Ingredients and Weight:
- Boneless, skinless chicken breasts: 2 lbs
- Hatch chiles, roasted and peeled: 1 lb
- White cannellini beans, rinsed and drained: 3 cups
- White chicken broth: 4 cups
- Yellow onion, chopped: 1 cup
- Garlic, minced: 2 tbsp
- Ground cumin: 1 tbsp
- Ground coriander: 1 tsp
- Smoked paprika: 1 tsp
- Salt and black pepper to taste
Preparation Time:
Cooking Time:
Difficulty Level:
Preparation Method Steps:
- Season chicken breasts with salt and pepper. Grill or pan-sear until cooked through.
- Remove chicken from heat and let rest for 10 minutes. Shred or dice chicken.
- In a large pot, sauté onion and garlic until softened. Add cumin, coriander, and smoked paprika and cook for 1 minute.
- Stir in chicken broth, white beans, and chiles. Bring to a boil, then reduce heat and simmer for 1 hour.
- Add shredded chicken and cook for an additional 30 minutes.
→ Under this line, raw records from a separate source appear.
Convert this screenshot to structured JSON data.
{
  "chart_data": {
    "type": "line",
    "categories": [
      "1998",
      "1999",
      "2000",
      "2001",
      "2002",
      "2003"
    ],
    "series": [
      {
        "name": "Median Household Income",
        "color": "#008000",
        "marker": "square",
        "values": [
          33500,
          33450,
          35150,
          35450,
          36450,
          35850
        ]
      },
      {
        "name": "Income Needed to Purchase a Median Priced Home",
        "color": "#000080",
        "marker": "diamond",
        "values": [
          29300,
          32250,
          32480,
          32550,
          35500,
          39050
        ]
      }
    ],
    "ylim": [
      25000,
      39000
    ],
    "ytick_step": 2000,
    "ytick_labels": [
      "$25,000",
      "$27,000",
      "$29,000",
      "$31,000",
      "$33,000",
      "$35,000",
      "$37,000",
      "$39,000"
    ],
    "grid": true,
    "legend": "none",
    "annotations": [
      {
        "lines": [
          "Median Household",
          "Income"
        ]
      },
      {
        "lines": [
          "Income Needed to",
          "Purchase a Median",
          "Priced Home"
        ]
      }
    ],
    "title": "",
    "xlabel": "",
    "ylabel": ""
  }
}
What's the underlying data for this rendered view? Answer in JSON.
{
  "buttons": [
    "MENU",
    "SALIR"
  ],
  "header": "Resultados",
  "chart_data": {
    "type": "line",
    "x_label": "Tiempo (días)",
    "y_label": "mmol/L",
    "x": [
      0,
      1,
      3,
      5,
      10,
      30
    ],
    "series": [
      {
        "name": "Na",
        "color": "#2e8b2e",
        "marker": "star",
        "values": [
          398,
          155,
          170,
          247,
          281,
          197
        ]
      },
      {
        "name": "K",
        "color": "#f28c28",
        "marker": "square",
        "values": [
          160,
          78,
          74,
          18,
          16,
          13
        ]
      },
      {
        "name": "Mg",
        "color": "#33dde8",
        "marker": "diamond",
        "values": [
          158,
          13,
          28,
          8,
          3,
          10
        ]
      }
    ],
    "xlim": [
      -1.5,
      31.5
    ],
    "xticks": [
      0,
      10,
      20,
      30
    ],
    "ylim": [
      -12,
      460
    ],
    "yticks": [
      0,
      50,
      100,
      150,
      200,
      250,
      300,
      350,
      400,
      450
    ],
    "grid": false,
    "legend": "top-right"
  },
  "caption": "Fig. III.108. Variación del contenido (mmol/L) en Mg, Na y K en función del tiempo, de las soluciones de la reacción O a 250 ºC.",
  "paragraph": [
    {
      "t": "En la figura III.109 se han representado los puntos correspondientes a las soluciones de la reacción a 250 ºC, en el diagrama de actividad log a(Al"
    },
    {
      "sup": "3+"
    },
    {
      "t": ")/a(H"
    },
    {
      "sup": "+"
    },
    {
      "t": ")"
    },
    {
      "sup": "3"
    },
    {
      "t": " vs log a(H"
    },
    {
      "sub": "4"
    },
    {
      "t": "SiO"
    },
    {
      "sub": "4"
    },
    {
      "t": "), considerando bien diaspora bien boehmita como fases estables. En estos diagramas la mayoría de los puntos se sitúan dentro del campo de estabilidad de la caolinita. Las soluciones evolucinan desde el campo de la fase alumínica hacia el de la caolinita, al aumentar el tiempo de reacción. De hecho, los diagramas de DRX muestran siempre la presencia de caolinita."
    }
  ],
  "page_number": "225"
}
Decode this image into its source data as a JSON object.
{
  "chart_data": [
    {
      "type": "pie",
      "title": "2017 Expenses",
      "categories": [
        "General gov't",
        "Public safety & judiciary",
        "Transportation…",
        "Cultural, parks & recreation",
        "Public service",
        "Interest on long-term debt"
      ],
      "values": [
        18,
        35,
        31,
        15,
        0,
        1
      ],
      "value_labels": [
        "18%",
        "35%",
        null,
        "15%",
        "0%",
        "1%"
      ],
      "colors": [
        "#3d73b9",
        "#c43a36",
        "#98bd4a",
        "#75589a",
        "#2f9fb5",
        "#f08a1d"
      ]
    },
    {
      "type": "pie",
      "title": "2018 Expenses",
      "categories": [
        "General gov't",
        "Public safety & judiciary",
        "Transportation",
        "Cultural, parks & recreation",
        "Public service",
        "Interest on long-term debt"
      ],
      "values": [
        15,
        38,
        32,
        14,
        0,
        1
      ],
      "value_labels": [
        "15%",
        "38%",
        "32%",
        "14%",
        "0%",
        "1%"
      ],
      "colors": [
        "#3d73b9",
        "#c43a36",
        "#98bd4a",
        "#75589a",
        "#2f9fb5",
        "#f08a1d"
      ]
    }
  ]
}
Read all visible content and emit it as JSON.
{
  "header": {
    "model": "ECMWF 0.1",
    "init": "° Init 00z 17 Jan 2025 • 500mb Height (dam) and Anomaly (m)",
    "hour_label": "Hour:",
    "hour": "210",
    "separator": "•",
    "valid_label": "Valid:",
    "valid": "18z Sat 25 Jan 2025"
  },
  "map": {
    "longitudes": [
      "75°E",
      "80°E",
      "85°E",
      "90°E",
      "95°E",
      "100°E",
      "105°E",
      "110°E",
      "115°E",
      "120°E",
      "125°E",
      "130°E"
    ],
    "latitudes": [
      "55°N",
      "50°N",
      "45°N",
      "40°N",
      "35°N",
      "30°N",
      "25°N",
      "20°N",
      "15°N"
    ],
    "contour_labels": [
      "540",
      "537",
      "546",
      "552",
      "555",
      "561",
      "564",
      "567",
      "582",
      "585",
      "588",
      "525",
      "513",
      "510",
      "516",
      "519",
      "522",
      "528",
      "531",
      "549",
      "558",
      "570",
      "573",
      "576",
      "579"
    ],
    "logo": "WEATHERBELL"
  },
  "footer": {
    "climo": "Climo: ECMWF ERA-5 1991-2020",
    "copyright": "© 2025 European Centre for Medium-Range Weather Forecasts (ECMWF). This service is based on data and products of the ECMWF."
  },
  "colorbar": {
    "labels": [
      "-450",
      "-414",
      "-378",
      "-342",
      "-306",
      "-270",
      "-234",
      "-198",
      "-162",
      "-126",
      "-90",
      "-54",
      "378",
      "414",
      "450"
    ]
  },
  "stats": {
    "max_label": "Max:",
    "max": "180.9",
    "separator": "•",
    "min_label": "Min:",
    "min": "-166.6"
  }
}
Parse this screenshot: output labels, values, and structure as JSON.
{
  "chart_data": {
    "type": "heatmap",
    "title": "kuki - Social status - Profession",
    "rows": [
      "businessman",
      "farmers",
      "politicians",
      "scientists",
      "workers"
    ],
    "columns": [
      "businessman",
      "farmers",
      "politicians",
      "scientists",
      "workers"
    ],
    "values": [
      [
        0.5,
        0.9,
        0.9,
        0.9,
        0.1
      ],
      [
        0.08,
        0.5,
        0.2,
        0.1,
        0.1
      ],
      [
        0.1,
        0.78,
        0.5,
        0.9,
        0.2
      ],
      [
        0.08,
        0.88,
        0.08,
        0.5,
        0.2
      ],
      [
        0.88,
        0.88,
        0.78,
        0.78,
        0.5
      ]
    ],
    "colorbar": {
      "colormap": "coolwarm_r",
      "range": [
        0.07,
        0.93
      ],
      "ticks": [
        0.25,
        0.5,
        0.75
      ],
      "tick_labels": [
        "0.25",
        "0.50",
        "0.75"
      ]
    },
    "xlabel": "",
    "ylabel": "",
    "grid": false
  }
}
- Season to taste with additional salt and pepper if desired.
Nutritional Information:
- Calories: 350 per serving
- Protein: 25g
- Carbohydrates: 50g
- Fat: 10g
Dish Characteristics:
- Creamy and flavorful
- Mildly spicy with a hint of smokiness
- Comforting and perfect for cold weather
User Comments:
- "This chili is so delicious and easy to make. I love the creamy texture and subtle spice."
- "The roasted Hatch chiles give this chili an amazing flavor. It's the perfect balance of heat and flavor."
- "I'm not usually a fan of white chili, but this one is a game-changer. It's so rich and flavorful."
Special Precautions and Tips:
- To reduce the spice level, remove the seeds and ribs from the Hatch chiles before roasting.
- For a thicker chili, mash some of the beans with a fork before adding them to the pot.
- Serve with your favorite toppings, such as sour cream, cheese, and tortilla chips.